There is scepticism in certain quarters that the proposed IIFCL may go the way of other infrastructure development entities floated by Mr Chidambaram and his predecessors. For instance, Mr Chidambaram created IDFC in 1997 to provide long term loans and guarantees for infrastructure development, when there was already in existence Infrastructure Leasing & Financial Services (IL&FS), set up a decade earlier with a similar mandate. Now, he is coming out with another SPV for the same purpose exactly after another decade. In what way have IL&FS and IDFC contributed to infrastructure development in the country? Both the companies are listed entities with a decent balance sheet, but they have done precious little in terms of set goals. If anything, the two companies have ended up like other finance companies, who aim only at enhancing the stakeholder value.

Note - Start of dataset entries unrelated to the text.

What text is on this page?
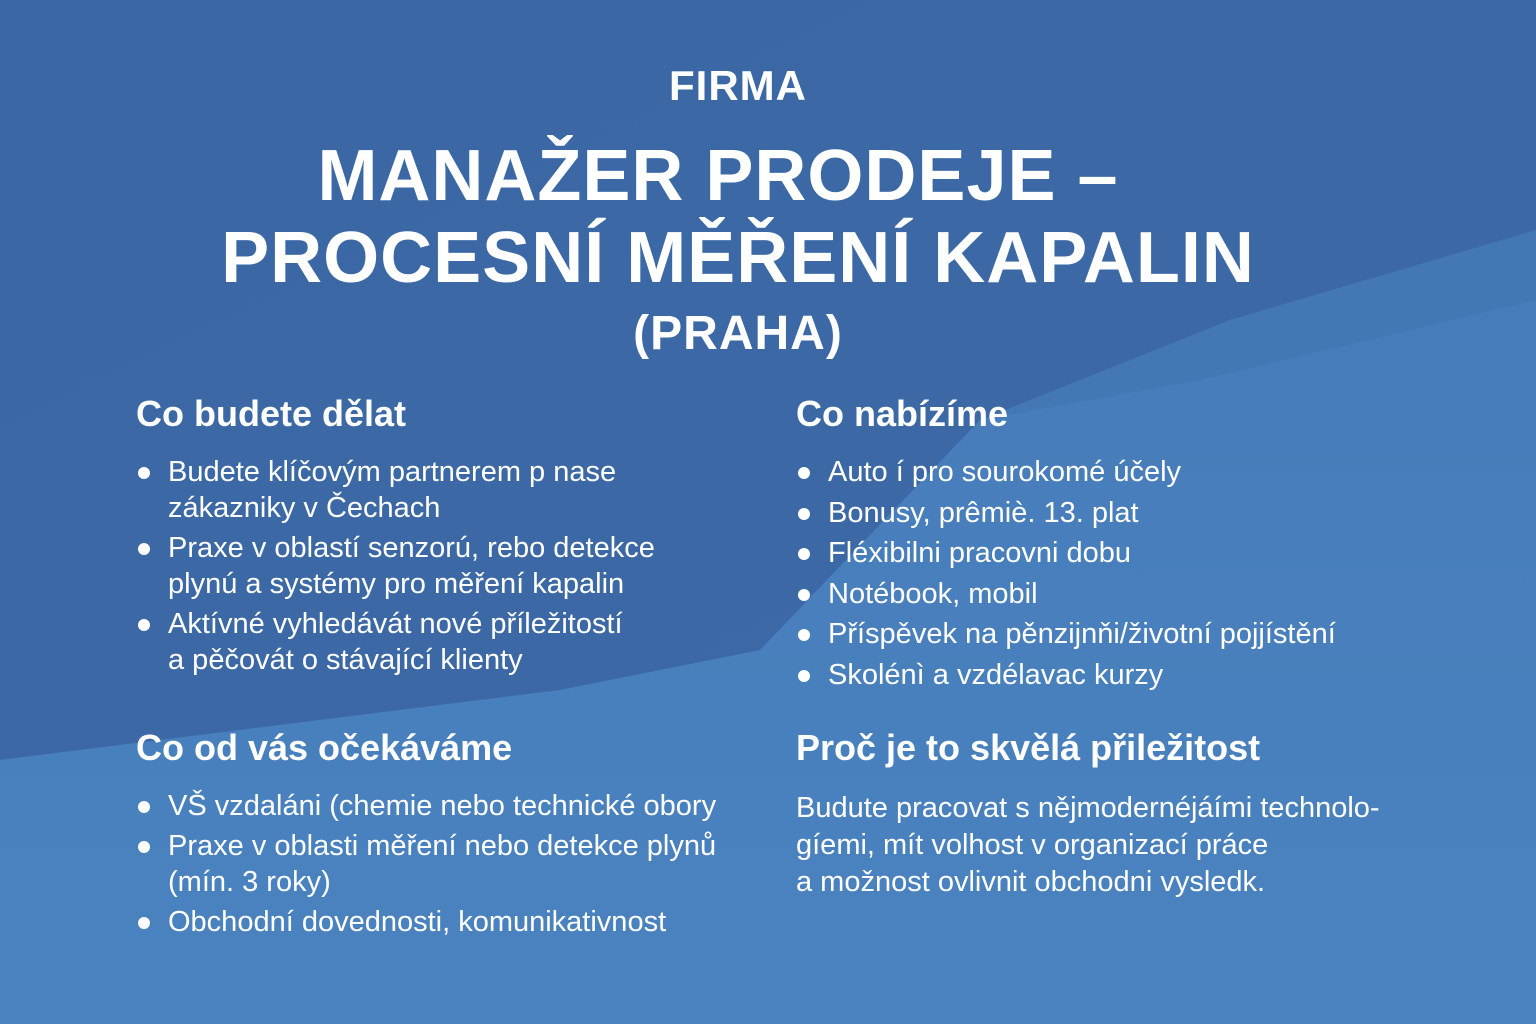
FIRMA
MANAŽER PRODEJE –
PROCESNÍ MĚŘENÍ KAPALIN
(PRAHA)
Co budete dělat
Budete klíčovým partnerem p nase
zákazniky v Čechach
Praxe v oblastí senzorú, rebo detekce
plynú a systémy pro měření kapalin
Aktívné vyhledávát nové příležitostí
a pěčovát o stávající klienty
Co od vás očekáváme
VŠ vzdaláni (chemie nebo technické obory
Praxe v oblasti měření nebo detekce plynů
(mín. 3 roky)
Obchodní dovednosti, komunikativnost
Co nabízíme
Auto í pro sourokomé účely
Bonusy, prêmiè. 13. plat
Fléxibilni pracovni dobu
Notébook, mobil
Příspěvek na pěnzijnňi/životní pojjístění
Skolénì a vzdélavac kurzy
Proč je to skvělá přiležitost

Budute pracovat s nějmodernéjáími technolo-
gíemi, mít volhost v organizací práce
a možnost ovlivnit obchodni vysledk.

Raising funds have never really been a problem with India's lack of infrastructure development but state meddling or bungling sure is. Parekh’s panel report echoes as much in its own way, when it says that private equities and venture capitalists be allowed to invest in core projects. Financial risk is minimal if the government borrows $ 7 billion from the vast forex reserves for infrastructure projects, provided borrowed money is spent outside the country, thereby not fuelling inflation. Even if this fails to impact, there would be the satisfaction of trying out the idea. Suffice to say, if Chidambaram has the will, there is a way.